The definition of "input offset voltage" is the differential voltage which is required to apply between the two terminals of the op-amp such that the output of the op-amp will become zero.

What I want to learn is: Imagine we have an opamp buffer and we apply(at its non-inverting input) a very well known constant precise voltage 1.0000V for instance and we measure 1.0015V meaning that there is 1.5mV offset. What is this offset voltage called? And does it have any relation with "input offset voltage"? simulate this circuit – Schematic created using CircuitLab

• The output is also shorted to ground in your picture Mar 17, 2020 at 12:48
• I see thanks, I edited that part. Mar 17, 2020 at 12:57
• I don't think this circuit makes sense. You should see exactly 1 V in the output since it is shorted to the 1 V input. The op amp may try to act to change the output, but it can't do so because of the short. Mar 17, 2020 at 13:01
• I removed the confusing parts so now looks more clear hopefully, Mar 17, 2020 at 13:09

The offset at the output could be called the 'output offset voltage'.

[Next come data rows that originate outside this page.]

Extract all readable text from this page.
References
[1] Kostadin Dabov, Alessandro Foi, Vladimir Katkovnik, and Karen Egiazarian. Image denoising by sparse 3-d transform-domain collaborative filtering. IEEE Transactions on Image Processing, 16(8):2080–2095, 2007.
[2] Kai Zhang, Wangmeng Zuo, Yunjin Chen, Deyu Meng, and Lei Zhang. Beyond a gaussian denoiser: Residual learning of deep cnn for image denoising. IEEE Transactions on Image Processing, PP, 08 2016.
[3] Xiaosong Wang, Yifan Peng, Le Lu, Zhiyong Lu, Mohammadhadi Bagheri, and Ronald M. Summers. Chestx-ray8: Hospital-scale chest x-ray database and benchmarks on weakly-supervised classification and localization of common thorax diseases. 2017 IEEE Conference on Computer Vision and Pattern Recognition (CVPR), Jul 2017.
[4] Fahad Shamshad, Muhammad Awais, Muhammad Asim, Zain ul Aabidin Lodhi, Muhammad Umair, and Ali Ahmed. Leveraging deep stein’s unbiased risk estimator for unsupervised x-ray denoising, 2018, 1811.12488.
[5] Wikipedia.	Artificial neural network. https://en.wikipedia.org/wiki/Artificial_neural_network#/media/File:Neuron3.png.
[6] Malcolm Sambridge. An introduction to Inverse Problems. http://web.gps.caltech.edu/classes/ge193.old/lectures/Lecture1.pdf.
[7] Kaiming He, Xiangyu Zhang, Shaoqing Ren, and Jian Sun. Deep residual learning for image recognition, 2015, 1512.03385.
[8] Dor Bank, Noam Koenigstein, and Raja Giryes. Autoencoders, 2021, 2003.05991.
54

If the op-amp has non-zero input offset voltage (but is otherwise ideal) then the output offset voltage is equivalent to (and caused by) the input offset voltage for an op-amp configured as a follower, which you show.

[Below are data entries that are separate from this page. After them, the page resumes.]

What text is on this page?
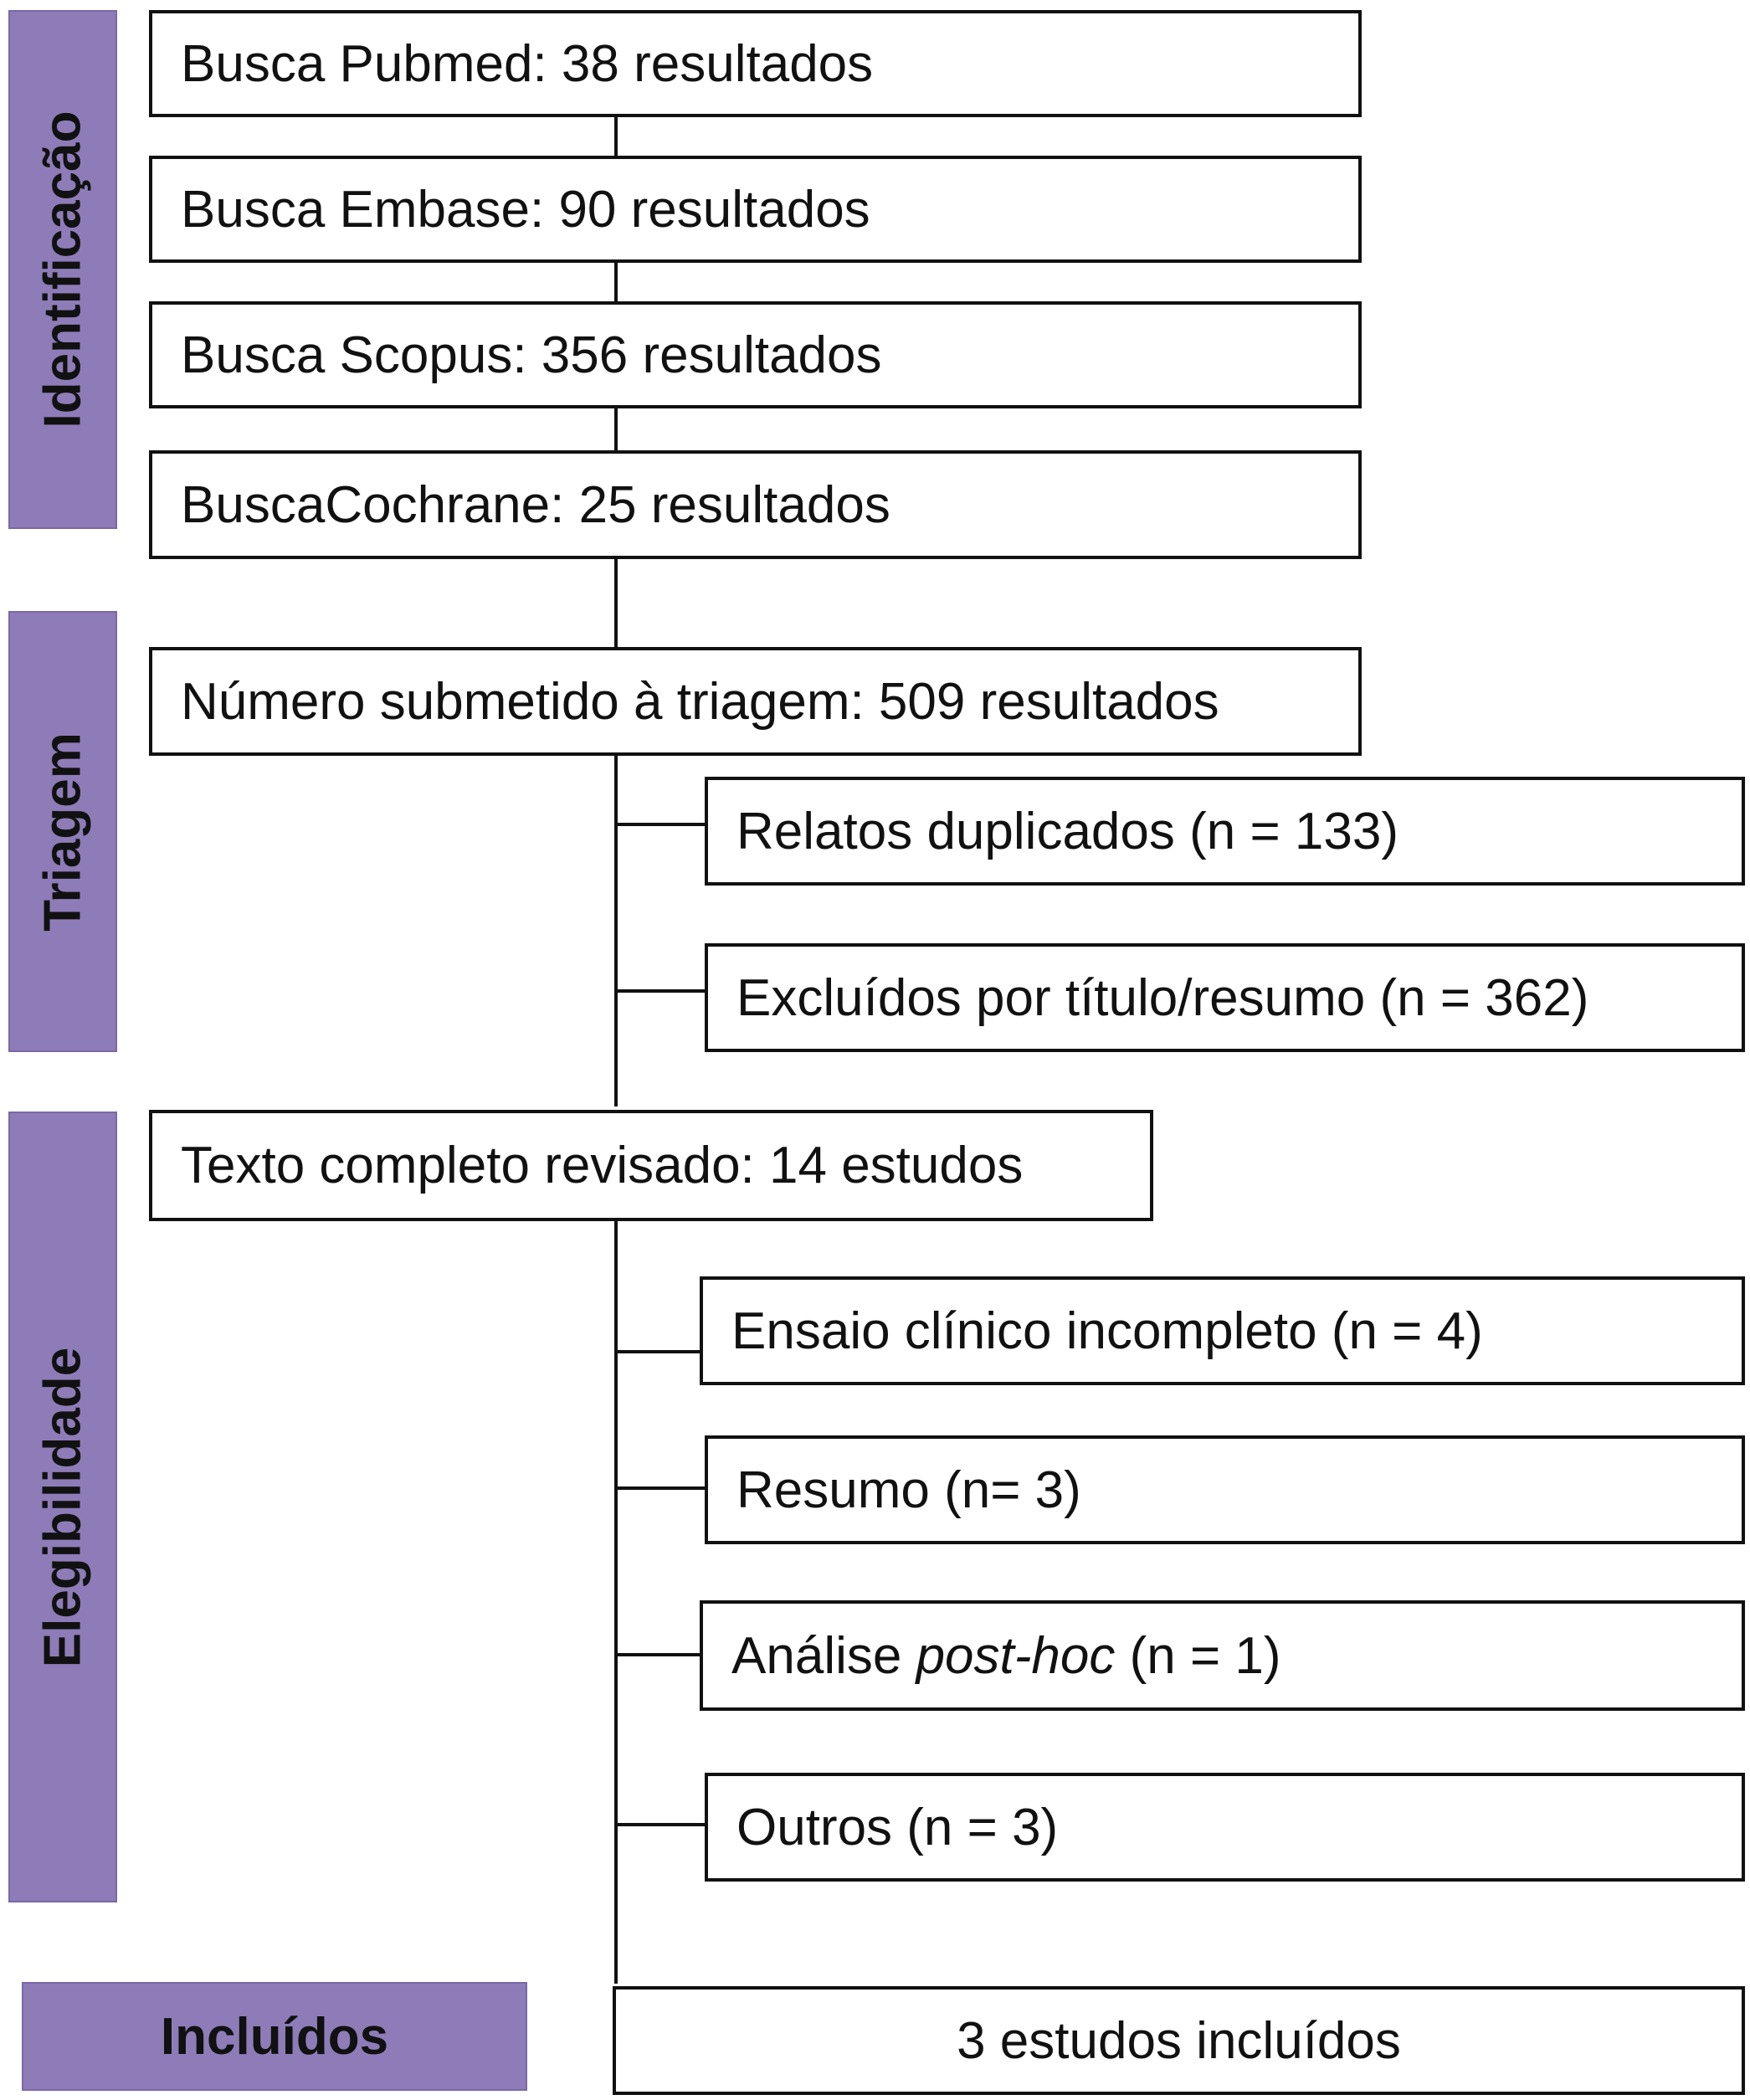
Identificação
Triagem
Elegibilidade
Incluídos
Busca Pubmed: 38 resultados
Busca Embase: 90 resultados
Busca Scopus: 356 resultados
BuscaCochrane: 25 resultados
Número submetido à triagem: 509 resultados
Relatos duplicados (n = 133)
Excluídos por título/resumo (n = 362)
Texto completo revisado: 14 estudos
Ensaio clínico incompleto (n = 4)
Resumo (n= 3)
Análise post-hoc (n = 1)
Outros (n = 3)
3 estudos incluídos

However, if the op-amp has other nonidealities such as input bias/offset current, finite open-loop gain, finite CMRR, etc. then the output offset voltage will not be caused entirely by the input offset voltage but by a combination of these effects. However, in a practical case, if an op-amp has millivolts of input offset voltage, then this will probably be the dominant effect.

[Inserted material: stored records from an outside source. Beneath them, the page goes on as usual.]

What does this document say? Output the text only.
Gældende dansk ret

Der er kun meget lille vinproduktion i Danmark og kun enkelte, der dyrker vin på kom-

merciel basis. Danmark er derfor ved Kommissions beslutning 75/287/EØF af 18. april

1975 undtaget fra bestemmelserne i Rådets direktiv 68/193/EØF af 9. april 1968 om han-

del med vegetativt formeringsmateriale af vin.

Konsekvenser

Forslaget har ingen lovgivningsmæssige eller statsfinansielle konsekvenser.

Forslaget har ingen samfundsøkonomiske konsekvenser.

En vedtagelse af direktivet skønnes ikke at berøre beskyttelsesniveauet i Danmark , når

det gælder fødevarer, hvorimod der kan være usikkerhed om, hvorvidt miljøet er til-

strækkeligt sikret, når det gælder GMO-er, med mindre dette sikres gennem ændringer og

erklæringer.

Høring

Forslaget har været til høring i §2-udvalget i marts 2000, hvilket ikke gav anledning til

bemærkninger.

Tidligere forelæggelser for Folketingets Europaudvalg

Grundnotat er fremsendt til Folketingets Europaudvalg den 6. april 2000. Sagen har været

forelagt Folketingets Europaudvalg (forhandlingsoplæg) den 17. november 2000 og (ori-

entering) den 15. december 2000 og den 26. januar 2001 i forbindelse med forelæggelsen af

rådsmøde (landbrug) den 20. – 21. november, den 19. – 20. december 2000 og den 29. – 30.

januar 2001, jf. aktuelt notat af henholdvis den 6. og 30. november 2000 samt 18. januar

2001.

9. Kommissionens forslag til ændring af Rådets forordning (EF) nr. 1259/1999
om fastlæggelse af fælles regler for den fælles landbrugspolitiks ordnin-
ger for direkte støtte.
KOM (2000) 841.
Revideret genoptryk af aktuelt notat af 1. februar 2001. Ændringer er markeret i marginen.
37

• Thanks but for example here: analog.com/media/en/technical-documentation/data-sheets/… it says “Guaranteed 25μV Max Offset Voltage” What is meant by offset voltage here? Does it mean if I use it as a unity buffer the difference between the input and output will be less than 25μV? Mar 17, 2020 at 16:13
• It means the contribution to the output offset voltage due to the input offset voltage will be less than 25μV. However, like I said, other things also contribute to the output offset voltage. Think about what would happen if you had 0 input offset voltage but the dc open-loop gain was only 1000. Then the output would be 1000/1001 = 0.999V, so you'd still be off by a millivolt. Granted that a dc gain of 1000 would be ridiculously low for any op-amp but the point still stands that you need to take ALL sources of error into account if you want to minimize output offset. Mar 17, 2020 at 16:58
• I already gave you an example calculation of an op-amp having a dc gain of 1000. This yields an output of 0.999V for an input of 1V in the follower configuration (considering no other sources of error). If you don't know how I came to that conclusion, then no offence but I think you're lacking fundamental knowledge required to understand the answer to your question. Mar 17, 2020 at 17:12
• Type "op amp error budget analysis" into your favorite search engine for plenty of examples. Mar 17, 2020 at 17:21

The input offset voltage would be multiplied by the gain in the circuit you show. There is no feedback at all (ideally). In a model of an op-amp with gain A , infinite CMRR and offset voltage Vos, the output would be Vout = A*Vos. A is usually quite large, so the op-amp output will be railed to one side or the other, depending on the sign of the offset voltage.

If you model common mode rejection there's another term that changes the output voltage from the common mode voltage, but that gain could be positive or negative and even if it happens to be negative, it may not be able to balance out the input offset voltage before the output hits the rails, so the output is unpredictable, but likely railed just as above.

• No one uses opamp without feedback so "input offset voltage" without any extra formula makes no use to me at the moment. How about the last paragraph of the question? Mar 17, 2020 at 13:14
• The lack of (predictable) feedback is due to your circuit. Mar 17, 2020 at 13:18

Offset (and some other parameters), when measured, is always reported to input (so, often divided par "loop gain", it is a mean of measuring it with high gain but not too high).

The offset is not important in itself, but it is above all its variation with temperature that is a problem. It can be compensated by a passive circuit, but not so simple.

A few use opamp without feedback in some circumstances are used as "precision slow comparator", after offset has been nullified.